W sobotę odbyły się dwa polityczne wydarzenia, o których spekulowano od tygodni. Dwie czołowe polskie partie ponownie wybrały swoich przywódców. Jarosław Kaczyński pozostanie na czele PiS. Platformą Obywatelską ponownie pokieruje Donald Tusk. To może oznaczać początek wojny nie tylko politycznej, ale i personalnej.
Nie mieli wątpliwości
Podczas kongresu Prawa i Sprawiedliwości odbyły się wybory prezesa partii na kolejną kadencję. Nie było zaskoczenia. Decyzją 1245 delegatów, to stanowisko ponownie obejmie Jarosław Kaczyński. 18 osób sprzeciwiło się tej kandydaturze, 5 wstrzymało się od głosu. Większego zamieszania dopuściła się Platforma Obywatelska. Od tygodni spekulowano czy Donald Tusk, który niegdyś był jej założycielem, wróci do polskiej polityki, po wielu latach kariery na szczeblu europejskim. Podczas sobotniego kongresu partii zapadła decyzja w tej sprawie. Za powrotem byłego premiera zagłosowało 201 z 203 członków Rady Krajowej PO. Nikt wyraził swojego sprzeciwu.
Budka prosi o pomoc
Borys Budka, który dotychczas był przewodniczącym PO, został wybrany w 2020 r. Jego kadencja miała potrwać do 2024 r., jednak nastąpił niespodziewany zwrot akcji. Lider Platformy złożył rezygnację, a w partii doszło do istotnej roszady w strukturze zarządzania.
„Chcę ci przekazać stery. Chcę, żebyś poprowadził nas do zwycięstwa.” – takimi słowami Budka zwrócił się do byłego premiera.
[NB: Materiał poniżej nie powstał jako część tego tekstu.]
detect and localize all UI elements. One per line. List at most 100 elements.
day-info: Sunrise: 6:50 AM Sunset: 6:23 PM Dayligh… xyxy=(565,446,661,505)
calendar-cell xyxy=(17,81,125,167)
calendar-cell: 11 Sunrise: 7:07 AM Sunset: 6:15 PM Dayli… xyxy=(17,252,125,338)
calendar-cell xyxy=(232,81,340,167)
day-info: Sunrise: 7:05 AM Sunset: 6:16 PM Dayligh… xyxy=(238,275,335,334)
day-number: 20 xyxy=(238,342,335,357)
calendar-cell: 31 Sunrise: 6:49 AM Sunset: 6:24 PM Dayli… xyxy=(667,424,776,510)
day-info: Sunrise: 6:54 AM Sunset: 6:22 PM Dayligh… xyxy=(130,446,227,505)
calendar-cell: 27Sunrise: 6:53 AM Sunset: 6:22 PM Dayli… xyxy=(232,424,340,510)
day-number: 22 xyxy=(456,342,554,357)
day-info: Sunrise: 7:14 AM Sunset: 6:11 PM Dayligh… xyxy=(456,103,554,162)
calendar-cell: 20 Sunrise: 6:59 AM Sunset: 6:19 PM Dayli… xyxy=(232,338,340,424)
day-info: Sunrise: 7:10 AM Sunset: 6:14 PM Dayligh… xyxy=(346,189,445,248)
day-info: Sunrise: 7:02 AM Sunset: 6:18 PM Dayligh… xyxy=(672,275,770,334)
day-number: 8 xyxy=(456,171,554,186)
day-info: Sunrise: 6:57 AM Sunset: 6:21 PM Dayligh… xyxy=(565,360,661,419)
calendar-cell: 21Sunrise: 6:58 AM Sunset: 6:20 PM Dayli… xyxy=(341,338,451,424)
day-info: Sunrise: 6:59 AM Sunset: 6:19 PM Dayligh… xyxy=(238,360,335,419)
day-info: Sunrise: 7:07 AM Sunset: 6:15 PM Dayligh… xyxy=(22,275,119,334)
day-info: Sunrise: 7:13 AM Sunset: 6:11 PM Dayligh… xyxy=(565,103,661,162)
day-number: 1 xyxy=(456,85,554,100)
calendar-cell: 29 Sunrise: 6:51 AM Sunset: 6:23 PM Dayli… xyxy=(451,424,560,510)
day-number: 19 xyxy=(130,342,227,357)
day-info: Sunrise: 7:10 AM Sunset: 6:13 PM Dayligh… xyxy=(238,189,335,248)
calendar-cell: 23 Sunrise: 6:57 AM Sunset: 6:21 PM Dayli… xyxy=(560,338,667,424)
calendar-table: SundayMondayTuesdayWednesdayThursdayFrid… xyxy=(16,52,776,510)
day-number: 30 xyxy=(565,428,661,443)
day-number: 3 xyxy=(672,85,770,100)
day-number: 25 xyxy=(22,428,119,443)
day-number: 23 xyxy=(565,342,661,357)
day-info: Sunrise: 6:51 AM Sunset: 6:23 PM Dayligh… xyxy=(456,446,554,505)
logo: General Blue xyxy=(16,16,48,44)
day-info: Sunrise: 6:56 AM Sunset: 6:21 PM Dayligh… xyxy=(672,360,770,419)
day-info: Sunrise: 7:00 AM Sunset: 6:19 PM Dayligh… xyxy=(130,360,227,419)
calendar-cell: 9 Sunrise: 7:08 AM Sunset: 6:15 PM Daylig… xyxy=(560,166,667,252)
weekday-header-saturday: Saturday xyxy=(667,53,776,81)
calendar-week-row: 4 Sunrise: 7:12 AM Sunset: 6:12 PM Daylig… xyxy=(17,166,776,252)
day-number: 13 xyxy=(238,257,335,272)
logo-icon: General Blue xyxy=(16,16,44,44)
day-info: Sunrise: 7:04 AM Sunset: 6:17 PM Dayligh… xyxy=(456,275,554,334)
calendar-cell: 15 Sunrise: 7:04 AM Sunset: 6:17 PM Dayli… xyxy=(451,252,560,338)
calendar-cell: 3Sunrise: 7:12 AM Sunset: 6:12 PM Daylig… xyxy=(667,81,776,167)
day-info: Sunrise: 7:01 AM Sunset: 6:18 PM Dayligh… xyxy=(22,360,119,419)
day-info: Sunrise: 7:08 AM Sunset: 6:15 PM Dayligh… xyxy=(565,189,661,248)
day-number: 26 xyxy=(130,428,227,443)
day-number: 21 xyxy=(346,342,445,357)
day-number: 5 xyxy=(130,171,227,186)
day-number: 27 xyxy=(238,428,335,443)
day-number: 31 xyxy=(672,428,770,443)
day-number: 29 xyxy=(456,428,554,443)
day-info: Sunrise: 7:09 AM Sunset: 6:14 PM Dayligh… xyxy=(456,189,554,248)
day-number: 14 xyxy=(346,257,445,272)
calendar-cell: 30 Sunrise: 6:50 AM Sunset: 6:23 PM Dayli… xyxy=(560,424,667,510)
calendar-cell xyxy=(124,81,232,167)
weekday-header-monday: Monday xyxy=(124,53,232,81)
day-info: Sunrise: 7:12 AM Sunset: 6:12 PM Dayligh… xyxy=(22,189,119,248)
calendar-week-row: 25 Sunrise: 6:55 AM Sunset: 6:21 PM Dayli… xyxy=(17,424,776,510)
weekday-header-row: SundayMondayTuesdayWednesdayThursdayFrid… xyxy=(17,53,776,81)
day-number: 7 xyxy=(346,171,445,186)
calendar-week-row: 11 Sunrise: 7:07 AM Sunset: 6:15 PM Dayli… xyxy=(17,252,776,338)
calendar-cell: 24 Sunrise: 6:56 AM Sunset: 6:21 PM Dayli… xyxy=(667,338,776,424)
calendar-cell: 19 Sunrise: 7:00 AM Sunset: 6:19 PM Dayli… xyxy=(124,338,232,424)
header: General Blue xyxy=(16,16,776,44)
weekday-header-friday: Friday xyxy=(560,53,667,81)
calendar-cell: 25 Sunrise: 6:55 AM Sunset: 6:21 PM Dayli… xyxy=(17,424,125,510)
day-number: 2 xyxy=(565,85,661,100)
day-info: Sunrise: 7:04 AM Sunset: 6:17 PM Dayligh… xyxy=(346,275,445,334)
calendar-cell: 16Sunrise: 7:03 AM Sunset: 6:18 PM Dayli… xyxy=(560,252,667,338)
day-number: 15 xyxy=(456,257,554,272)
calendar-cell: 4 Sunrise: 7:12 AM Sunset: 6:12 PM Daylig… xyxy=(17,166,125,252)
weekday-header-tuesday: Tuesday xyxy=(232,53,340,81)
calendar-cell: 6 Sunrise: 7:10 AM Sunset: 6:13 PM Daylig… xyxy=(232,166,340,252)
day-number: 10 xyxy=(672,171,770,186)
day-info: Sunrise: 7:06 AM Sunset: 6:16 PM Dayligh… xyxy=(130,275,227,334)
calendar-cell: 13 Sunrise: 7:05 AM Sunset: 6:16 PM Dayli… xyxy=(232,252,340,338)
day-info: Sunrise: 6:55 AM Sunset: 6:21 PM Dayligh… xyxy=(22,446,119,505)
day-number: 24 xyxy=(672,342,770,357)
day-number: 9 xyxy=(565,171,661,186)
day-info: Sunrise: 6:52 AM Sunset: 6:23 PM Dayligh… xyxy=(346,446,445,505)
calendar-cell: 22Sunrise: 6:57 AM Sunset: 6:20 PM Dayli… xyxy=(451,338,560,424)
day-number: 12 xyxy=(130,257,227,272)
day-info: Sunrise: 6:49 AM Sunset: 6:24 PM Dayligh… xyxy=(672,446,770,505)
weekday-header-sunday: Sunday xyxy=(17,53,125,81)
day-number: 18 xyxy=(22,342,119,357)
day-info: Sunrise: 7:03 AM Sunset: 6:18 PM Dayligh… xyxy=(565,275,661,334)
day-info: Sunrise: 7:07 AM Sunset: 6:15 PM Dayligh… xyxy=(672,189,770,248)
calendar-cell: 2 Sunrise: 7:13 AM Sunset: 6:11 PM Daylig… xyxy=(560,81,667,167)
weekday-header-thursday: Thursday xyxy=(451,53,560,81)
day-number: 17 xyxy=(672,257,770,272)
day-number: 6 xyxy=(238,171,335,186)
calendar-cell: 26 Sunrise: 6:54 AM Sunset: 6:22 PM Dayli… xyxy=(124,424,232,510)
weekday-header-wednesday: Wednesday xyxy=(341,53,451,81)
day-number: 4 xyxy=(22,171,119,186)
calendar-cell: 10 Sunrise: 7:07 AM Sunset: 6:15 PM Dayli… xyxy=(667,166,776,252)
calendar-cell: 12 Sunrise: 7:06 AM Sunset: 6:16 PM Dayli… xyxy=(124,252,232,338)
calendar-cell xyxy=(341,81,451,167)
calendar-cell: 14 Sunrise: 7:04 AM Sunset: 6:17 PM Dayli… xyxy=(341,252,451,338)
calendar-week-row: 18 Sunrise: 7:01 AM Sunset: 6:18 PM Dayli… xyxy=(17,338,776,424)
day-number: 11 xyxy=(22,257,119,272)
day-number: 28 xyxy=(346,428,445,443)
W rozmowie w TVN24 polityk przyznał, że poprosił Donalda Tuska o pomoc, bo wie, jak wygrywać z PiS. „Tę funkcję powierzyła przewodniczącemu Tuskowi Rada Krajowa, bez głosu sprzeciwu, na mój wniosek, moją prośbę, po długich tygodniach rozmów, pisania wspólnego planu, aktywności.” – wyjaśniał Budka w „Faktach po faktach”.
W trosce o rodzinę i kraj
Jeszcze niedawno Donald Tusk, w przełomowym wywiadzie dla TVN24, mówił o silnej motywacji, aby na nowo rozdać karty w polskiej polityce. Opowiadał o miłości jego dzieci i wnuków do kraju, i że to wystarczający powód, aby nieustannie myśleć o tym, co mogłoby poprawić sytuację państwa. Choć jeszcze przed tygodniem sondaż przeprowadzony przez Kantar dla TVN24 wskazywał na to, że 60 proc. respondentów nie chce powrotu Tuska, były premier mówił otwarcie, że „gotowy jest zrobić wszystko, aby Platforma nie przeszła do historii”, choć wtedy nie potwierdził oficjalnie swoich planów. Kontrowersyjna decyzja stała się jednak faktem.
W tle wieloletni spór
Walka o władzę może mieć swoje drugie dno. Dobro partii i kraju to jedno, ale ponowne objęcie władzy w PO może być narzędziem Tuska w prywatnej zemście na Kaczyńskim za nieustanną nagonkę kierowaną w stronę byłego premiera. Choć Tusk w 2014 r. zrezygnował z krajowej polityki, przez kolejne lata swoich rządów to właśnie jemu Kaczyński przypisywał odpowiedzialność za wiele nieprawidłowości powstałych w państwie, m.in. za wzrost cen, aferę Amber Gold, prywatyzację Ciechu i katastrofę prezydenckiego samolotu w Smoleńsku. Przywódca PiS nie do końca musiał się spodziewać, że Tusk porzuci europejską karierę i wróci do Polski, ale właśnie nadeszła okazja do odwetu i były przewodniczący Rady Europejskiej zaczyna z niej korzystać.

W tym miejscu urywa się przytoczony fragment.